Ella le recordó todo lo que había sucedido paso a paso y él sin mirarle a la cara, mientras que rellenaba un talón para mandarle una resonancia, le dijo: Yo no lo recuerdo, no recuerdo nada. No sé qué pasó.
Una
pausa. Otra evasiva. Y finalmente él dijo:
Se ha cruzado una barrera. No puedo seguir atendiéndote. —¡Qué ironía!—.
Ella
recordó en ese instante algo que vivió —pero de una manera muy distinta— Hace
muchos años, otro sanitario, en una situación similar, también había cruzado
una línea. Pero ese hombre, ese "señor" sí tuvo el valor de
decírselo. De asumir.
La
vez siguiente que tuvo que regresar a recoger unos resultados la invitó a
sentarse y le dijo:
—No
puedo seguir atendiéndote. Lo que hice no estuvo bien—.
Luego
le pidió disculpas. Y con el tiempo, hasta la llamó para quedar para hablar,
con respeto, con verdad; y de esa verdad, nació un relación que duró cinco años.
Ella
se puso de pie, decepcionada, porque el hombre al que había admirado, justo en
ese preciso instante, se había esfumado.
Ya,
cercanos a la puerta, Y ahí, de pie, frente a frente.
Y
él, sin sostenerle la mirada, dijo:
—Si
te cogí por la cintura, fue sin querer. Siento haberte causado problemas…—
Ella
le dijo:
—Espero
que esto no lo suelas hacer con todas. Porque yo me he callado… pero otra
podría haberte armado una buena—.
Él
no respondió. Solo tragó saliva. Y ella, por primera vez sin miedo, remató:
—Te
tienta mi presencia, ¿verdad?—
Fue
entonces cuando él, visiblemente alterado, se acercó a la puerta. La abrió con
torpeza, como si necesitara que todo acabara ya, y dijo lo único que su ego
herido fue capaz de pronunciar:
—Ana María… basta ya. Vete.
Cuando
durante más dos años, antes de entrar a su consulta, la había llamado por su nombre. No fue un lapsus, sino miedo, miedo a saber que lo que escuchó era cierto.
No
la volvió a llamar “amiguita”, como en más de una ocasión hizo. No la volvió a tocar. No
la miró más. Y en ese instante, Ella entendió que se había marchado antes de salir. Porque lo dicho ya no le
pesaba. Porque el deseo ya no la dominaba. Porque el silencio ya no la retenía.

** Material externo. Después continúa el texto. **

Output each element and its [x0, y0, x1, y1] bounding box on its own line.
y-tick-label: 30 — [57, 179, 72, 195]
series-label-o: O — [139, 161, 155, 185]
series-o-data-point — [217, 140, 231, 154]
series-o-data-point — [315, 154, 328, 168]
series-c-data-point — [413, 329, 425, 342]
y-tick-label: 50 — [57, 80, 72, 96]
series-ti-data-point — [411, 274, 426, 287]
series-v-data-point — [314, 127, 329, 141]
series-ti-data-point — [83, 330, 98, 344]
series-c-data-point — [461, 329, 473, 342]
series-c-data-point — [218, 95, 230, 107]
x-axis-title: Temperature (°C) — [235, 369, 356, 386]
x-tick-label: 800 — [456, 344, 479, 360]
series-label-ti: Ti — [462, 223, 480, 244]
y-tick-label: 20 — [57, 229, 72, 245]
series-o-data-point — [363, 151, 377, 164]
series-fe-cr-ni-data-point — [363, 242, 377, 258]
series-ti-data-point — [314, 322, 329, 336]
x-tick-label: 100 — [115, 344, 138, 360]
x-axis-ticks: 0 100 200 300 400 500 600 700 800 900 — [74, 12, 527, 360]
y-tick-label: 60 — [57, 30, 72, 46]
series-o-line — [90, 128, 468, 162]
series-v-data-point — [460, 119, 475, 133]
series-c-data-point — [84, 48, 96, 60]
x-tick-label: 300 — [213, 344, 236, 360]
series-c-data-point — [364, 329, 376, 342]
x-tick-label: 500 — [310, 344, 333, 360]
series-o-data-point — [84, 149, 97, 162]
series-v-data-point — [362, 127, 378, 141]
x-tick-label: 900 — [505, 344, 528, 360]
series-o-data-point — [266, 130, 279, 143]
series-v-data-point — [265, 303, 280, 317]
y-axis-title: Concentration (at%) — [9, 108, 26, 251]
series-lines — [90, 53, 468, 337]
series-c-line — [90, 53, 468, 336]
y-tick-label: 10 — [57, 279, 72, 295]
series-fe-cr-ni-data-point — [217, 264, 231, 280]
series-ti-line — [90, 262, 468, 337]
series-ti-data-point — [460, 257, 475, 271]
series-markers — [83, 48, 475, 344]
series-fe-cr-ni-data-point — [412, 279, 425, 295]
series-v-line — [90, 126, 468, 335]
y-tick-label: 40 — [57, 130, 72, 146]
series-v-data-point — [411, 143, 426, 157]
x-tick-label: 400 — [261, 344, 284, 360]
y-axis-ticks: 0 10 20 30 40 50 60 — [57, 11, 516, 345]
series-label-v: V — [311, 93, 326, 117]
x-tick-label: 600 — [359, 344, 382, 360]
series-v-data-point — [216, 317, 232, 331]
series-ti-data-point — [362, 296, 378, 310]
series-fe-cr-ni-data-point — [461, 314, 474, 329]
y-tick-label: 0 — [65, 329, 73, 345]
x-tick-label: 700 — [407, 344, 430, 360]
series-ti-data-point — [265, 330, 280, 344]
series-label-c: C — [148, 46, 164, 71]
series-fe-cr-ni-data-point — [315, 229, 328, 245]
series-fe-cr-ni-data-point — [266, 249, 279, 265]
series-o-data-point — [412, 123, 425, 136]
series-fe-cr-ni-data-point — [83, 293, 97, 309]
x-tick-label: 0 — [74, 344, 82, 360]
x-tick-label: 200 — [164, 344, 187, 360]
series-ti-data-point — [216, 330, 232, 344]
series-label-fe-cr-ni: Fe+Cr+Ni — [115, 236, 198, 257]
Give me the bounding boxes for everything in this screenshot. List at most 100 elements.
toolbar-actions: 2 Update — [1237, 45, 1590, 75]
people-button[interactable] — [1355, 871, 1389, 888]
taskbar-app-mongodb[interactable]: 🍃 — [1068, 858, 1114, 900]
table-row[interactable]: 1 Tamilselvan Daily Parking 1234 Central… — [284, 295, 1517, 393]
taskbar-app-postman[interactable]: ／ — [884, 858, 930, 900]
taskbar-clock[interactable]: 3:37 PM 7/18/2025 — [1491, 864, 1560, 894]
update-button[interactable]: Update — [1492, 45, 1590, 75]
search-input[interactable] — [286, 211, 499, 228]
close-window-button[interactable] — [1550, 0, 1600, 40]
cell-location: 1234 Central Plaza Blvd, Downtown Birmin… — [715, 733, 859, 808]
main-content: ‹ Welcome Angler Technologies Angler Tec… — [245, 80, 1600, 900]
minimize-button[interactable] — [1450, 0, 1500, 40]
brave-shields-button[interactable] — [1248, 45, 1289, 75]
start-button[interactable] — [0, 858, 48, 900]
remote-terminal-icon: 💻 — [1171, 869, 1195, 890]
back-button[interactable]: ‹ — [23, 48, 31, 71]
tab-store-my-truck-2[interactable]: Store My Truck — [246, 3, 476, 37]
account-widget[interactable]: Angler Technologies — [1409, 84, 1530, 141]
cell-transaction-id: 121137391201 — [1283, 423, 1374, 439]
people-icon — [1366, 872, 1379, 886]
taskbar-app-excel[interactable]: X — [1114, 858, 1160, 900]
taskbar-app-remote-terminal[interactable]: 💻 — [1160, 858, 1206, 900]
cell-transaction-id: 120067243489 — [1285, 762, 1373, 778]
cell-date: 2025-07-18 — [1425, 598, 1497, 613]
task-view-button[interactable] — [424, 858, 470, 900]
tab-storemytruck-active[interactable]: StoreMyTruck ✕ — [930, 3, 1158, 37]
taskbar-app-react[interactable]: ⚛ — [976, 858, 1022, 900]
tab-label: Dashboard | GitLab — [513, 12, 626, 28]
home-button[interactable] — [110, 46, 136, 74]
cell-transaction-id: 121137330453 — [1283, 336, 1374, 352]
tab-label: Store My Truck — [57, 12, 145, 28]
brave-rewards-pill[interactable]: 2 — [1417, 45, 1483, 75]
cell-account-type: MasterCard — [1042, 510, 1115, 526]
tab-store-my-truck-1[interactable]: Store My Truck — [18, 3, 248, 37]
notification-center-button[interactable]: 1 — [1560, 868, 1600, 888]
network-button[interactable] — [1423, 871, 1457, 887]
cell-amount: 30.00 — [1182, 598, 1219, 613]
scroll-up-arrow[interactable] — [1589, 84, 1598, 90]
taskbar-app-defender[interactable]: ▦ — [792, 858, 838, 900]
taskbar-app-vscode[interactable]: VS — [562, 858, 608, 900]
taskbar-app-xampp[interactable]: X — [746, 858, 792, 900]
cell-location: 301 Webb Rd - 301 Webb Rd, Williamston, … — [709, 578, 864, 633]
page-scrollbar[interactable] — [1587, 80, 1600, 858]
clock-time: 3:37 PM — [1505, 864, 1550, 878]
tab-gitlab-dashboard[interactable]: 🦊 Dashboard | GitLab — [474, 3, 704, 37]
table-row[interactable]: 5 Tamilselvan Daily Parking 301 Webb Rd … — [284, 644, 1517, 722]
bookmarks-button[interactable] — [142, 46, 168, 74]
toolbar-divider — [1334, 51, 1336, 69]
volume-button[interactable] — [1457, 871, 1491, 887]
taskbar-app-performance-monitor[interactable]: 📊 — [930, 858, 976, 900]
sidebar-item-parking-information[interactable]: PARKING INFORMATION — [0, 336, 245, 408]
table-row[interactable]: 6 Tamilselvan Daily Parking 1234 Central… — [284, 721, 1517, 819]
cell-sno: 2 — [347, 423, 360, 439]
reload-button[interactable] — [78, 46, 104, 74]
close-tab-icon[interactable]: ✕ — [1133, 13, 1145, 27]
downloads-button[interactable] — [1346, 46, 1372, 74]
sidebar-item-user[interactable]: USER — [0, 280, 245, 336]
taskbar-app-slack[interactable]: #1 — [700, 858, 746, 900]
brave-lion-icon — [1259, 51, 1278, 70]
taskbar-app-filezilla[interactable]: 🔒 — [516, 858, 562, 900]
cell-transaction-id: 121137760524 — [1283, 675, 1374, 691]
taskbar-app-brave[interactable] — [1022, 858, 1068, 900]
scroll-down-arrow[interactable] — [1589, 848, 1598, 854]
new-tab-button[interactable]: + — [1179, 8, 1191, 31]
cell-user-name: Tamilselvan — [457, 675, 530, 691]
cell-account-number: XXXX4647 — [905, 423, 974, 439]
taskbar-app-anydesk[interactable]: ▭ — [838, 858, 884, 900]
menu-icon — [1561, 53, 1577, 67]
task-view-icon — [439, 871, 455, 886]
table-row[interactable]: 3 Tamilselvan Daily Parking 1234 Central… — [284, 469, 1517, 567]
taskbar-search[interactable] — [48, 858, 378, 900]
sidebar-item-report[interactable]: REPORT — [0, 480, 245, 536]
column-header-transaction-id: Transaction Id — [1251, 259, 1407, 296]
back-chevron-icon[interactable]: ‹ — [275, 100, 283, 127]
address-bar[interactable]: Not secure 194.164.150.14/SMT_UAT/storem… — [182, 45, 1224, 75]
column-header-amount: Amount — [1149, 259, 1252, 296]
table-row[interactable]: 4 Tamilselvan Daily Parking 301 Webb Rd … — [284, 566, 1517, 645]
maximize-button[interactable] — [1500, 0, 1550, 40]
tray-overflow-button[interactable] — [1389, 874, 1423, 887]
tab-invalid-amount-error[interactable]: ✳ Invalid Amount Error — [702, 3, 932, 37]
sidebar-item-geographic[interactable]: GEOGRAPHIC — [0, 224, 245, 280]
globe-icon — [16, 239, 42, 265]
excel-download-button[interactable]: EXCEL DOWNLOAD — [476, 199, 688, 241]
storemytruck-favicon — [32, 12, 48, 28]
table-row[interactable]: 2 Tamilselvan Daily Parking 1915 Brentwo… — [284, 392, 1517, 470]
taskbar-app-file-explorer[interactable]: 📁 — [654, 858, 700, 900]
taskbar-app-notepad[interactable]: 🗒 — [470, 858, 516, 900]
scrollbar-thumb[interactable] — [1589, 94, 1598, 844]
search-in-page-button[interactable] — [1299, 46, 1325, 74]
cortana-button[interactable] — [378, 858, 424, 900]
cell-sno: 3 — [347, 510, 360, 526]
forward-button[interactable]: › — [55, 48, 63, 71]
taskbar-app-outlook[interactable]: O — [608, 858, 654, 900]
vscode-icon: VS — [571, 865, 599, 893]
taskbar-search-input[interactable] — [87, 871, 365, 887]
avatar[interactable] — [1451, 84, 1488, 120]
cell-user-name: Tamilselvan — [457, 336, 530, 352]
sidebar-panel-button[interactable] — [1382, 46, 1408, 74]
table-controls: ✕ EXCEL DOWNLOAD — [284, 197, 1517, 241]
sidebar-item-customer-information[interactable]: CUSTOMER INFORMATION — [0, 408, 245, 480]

Y entonces supo que a veces no hace falta ser recordada con cariño... basta con haber logrado ser
inolvidable.
Habrá
otras que le roben besos, caricias u orgasmos… pero todo eso se lo llevará el
viento.
Yo jugué en otra liga. Y eso… "amiguito", jamás se olvida.
Seguramente vivas el resto de la vida con la incómoda sensación de que alguien te está mirando a la nuca.